А дядька в белом халате штопал урюковские запястья как носки и думал о метро и пробках.

Тусовки у заштопанной Урюковой возобновились скоро. У Урюковой всегда было что поесть, и к несознательной порче имущества филолог Урюкова относилась лояльно.

– Еп… – Лукьянов сблевал на ковер.

– Да, Лукьянов… – спокойно говорит Урюкова и идет за тряпкой. Она теперь ходит медленнее, плавнее. Каждый ее шаг полон смысла (она много страдала).

– Лукьянов…

– Ну… – мычит Лукьянов мне в ответ.

– Зачем ты столько пьешь, Лукьянов? У тебя же своя квартира. Родители деньги дают…

Урюкова плавно входит в комнату с тряпкой. Она молча дает ее Лукьянову.

Я ухожу на кухню.

– Ты читал «Картезианские размышления»? – Бардина сидит на табуретке.

– Я к Мамардашвили холоден… – Скворцов курит «Житан». Вот Лосев – это да… Философия имени… Он мне близок…

– Слушай, Бардина! За сколько ты хату снимаешь? – я вторгаюсь в разговор.

– А? – не сразу реагирует Бардина. Она смотрит на меня прозрачными серыми глазами, и я вижу через них картины музеев мира, стеллажи с хорошо изданными книгами и растерянное лицо Мамардашвили.

– Че пьете? – спрашиваю я.

– Нам не обязательно пить для того, чтобы общаться друг с другом.

Приходит Лукьянов с тряпкой. Я ухожу в гостиную.

В гостиной Урюкова курит траву. Она подносит тонкую забинтованную кисть ко рту – затягивается и созерцает. Она созерцает Медведева, который созерцает телевизор. Очевидно, что обкуренный Медведев видит, как новорожденные, – световые пятна и не больше. Белое, желтое, вот темное пятно – это я прошла между ним и телевизором. Я беру у декаденствующей Урюковой косяк и тоже затягиваюсь. Она не обращает на меня внимания. Я подхожу к окну. За окном, как всегда, зима. Екатерина Николаевна идет в школу. Я иду рядом. Мы еще живы.

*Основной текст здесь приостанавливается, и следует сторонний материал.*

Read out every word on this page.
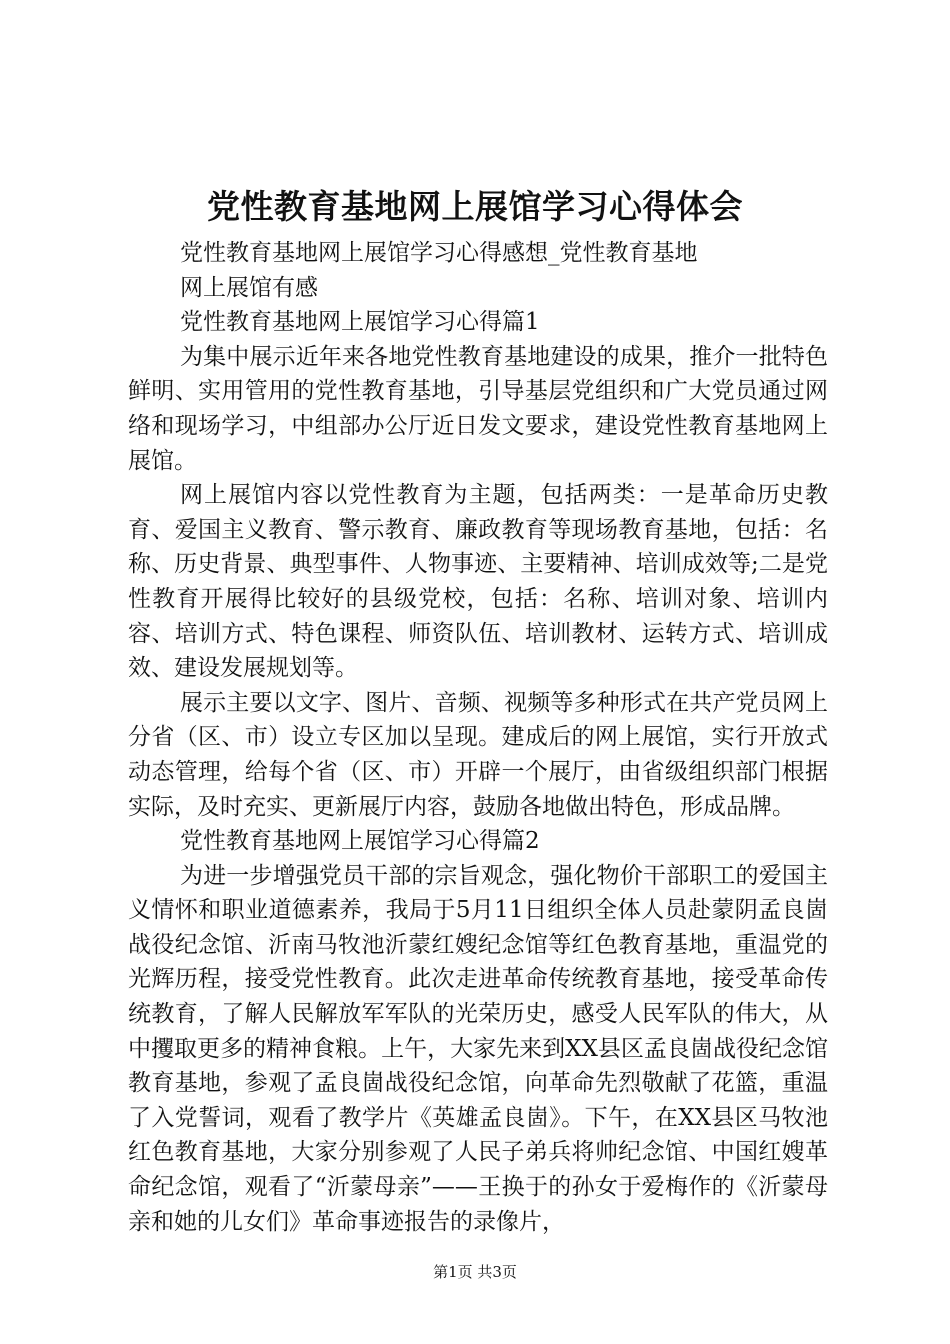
党性教育基地网上展馆学习心得体会

党性教育基地网上展馆学习心得感想_党性教育基地网上展馆有感

党性教育基地网上展馆学习心得篇1

为集中展示近年来各地党性教育基地建设的成果，推介一批特色鲜明、实用管用的党性教育基地，引导基层党组织和广大党员通过网络和现场学习，中组部办公厅近日发文要求，建设党性教育基地网上展馆。

网上展馆内容以党性教育为主题，包括两类：一是革命历史教育、爱国主义教育、警示教育、廉政教育等现场教育基地，包括：名称、历史背景、典型事件、人物事迹、主要精神、培训成效等;二是党性教育开展得比较好的县级党校，包括：名称、培训对象、培训内容、培训方式、特色课程、师资队伍、培训教材、运转方式、培训成效、建设发展规划等。

展示主要以文字、图片、音频、视频等多种形式在共产党员网上分省（区、市）设立专区加以呈现。建成后的网上展馆，实行开放式动态管理，给每个省（区、市）开辟一个展厅，由省级组织部门根据实际，及时充实、更新展厅内容，鼓励各地做出特色，形成品牌。

党性教育基地网上展馆学习心得篇2

为进一步增强党员干部的宗旨观念，强化物价干部职工的爱国主义情怀和职业道德素养，我局于5月11日组织全体人员赴蒙阴孟良崮战役纪念馆、沂南马牧池沂蒙红嫂纪念馆等红色教育基地，重温党的光辉历程，接受党性教育。此次走进革命传统教育基地，接受革命传统教育，了解人民解放军军队的光荣历史，感受人民军队的伟大，从中攫取更多的精神食粮。上午，大家先来到XX县区孟良崮战役纪念馆教育基地，参观了孟良崮战役纪念馆，向革命先烈敬献了花篮，重温了入党誓词，观看了教学片《英雄孟良崮》。下午，在XX县区马牧池红色教育基地，大家分别参观了人民子弟兵将帅纪念馆、中国红嫂革命纪念馆，观看了“沂蒙母亲”——王换于的孙女于爱梅作的《沂蒙母亲和她的儿女们》革命事迹报告的录像片，

第1页 共3页
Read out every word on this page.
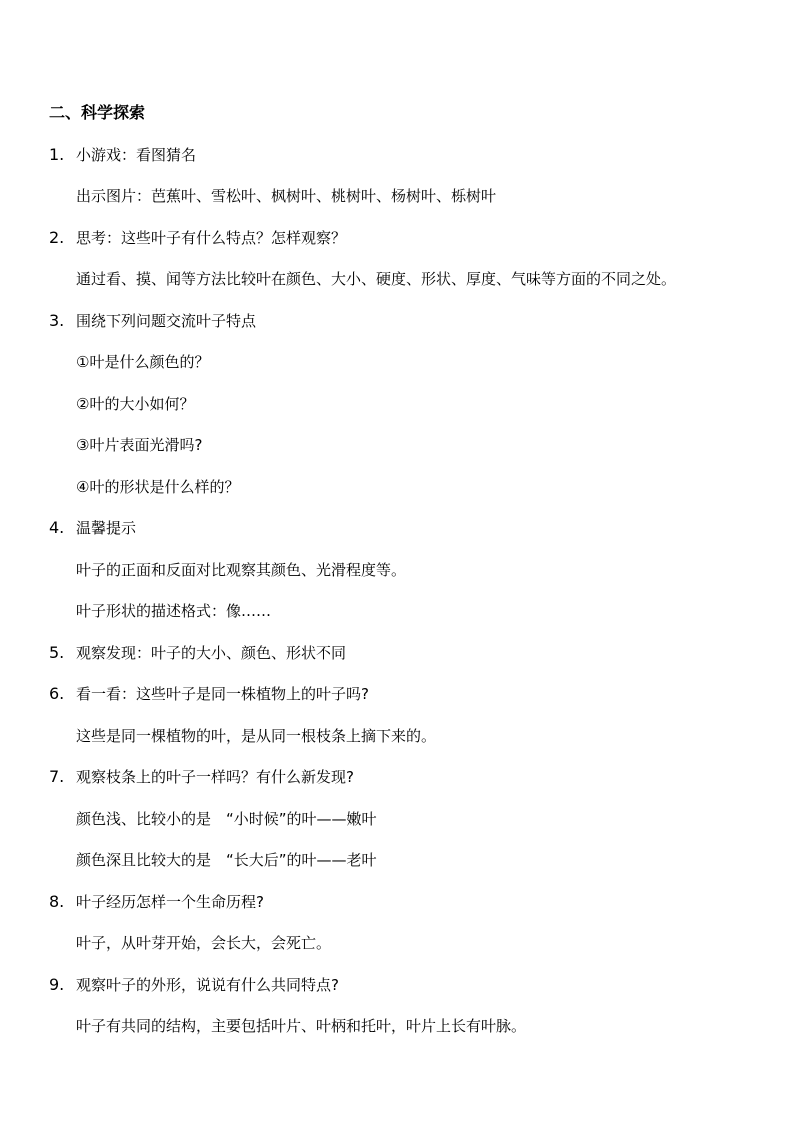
二、科学探索
1. 小游戏：看图猜名
出示图片：芭蕉叶、雪松叶、枫树叶、桃树叶、杨树叶、栎树叶
2. 思考：这些叶子有什么特点？怎样观察？
通过看、摸、闻等方法比较叶在颜色、大小、硬度、形状、厚度、气味等方面的不同之处。
3. 围绕下列问题交流叶子特点
①叶是什么颜色的？
②叶的大小如何？
③叶片表面光滑吗?
④叶的形状是什么样的？
4. 温馨提示
叶子的正面和反面对比观察其颜色、光滑程度等。
叶子形状的描述格式：像……
5. 观察发现：叶子的大小、颜色、形状不同
6. 看一看：这些叶子是同一株植物上的叶子吗?
这些是同一棵植物的叶，是从同一根枝条上摘下来的。
7. 观察枝条上的叶子一样吗？有什么新发现?
颜色浅、比较小的是　“小时候”的叶——嫩叶
颜色深且比较大的是　“长大后”的叶——老叶
8. 叶子经历怎样一个生命历程?
叶子，从叶芽开始，会长大，会死亡。
9. 观察叶子的外形，说说有什么共同特点?
叶子有共同的结构，主要包括叶片、叶柄和托叶，叶片上长有叶脉。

– Медведев! – я слышу голос Урюковой. – Для чего ты есть, Медведев?

Медведев видит световые пятна. Медведев не слышит вопроса Урюковой.

– Лена Бардина! – кричит Урюкова, – Вы все!

Я слышу как на истеричный призыв Урюковой народ собирается в гостиной.

– Че, Симпсоны начались? – кто-то пьяно спрашивает.

– Вы все для чего? Для чего вы все? Что вы в этой жизни вообще можете? А ты че в окно пялишься? В МГУ учатся…

Урюкова затянулась.

– Конченые вы…

Лукьянову опять стало плохо.

34…

Сплю в машине. Очень надоело просыпаться.

35…

Я вхожу в нашу квартиру. Мама, как всегда, сидит у окна. Что можно увидеть в окна спальных районов? Только другие окна – больше ничего. Квадратики и квадратики. А мама сидит у окна.

– Мам, – говорю я, – что сидишь?

– Думаю… – отвечает.

– О чем? – спрашиваю.

– Да так… – отвечает.

– Хочешь, я что-нибудь приготовлю? – спрашиваю.

– Ты не умеешь… – отвечает.

– Ты мне не давала шанса… Я могу макароны по-флотски. Для этого мне нужны три мелко нарубленных морячка и макароны – больше ничего.

– Глупо… – говорит мама, не отрываясь от окна.

– Угу… – подтверждаю я.

– А что ты видишь в окне? – спрашиваю я.

– Ничего… – тихо она.

– А зачем смотришь?

– Чтобы просто смотреть… Отдыхаю.

– Тебе чаю налить? – я хочу что-то сделать для нее.

– Ну, налей…

– А мессия с нами будет чаевничать? – спрашиваю.

Мама молчит.

– Извини, че – то с юмором у меня… – становится стыдно.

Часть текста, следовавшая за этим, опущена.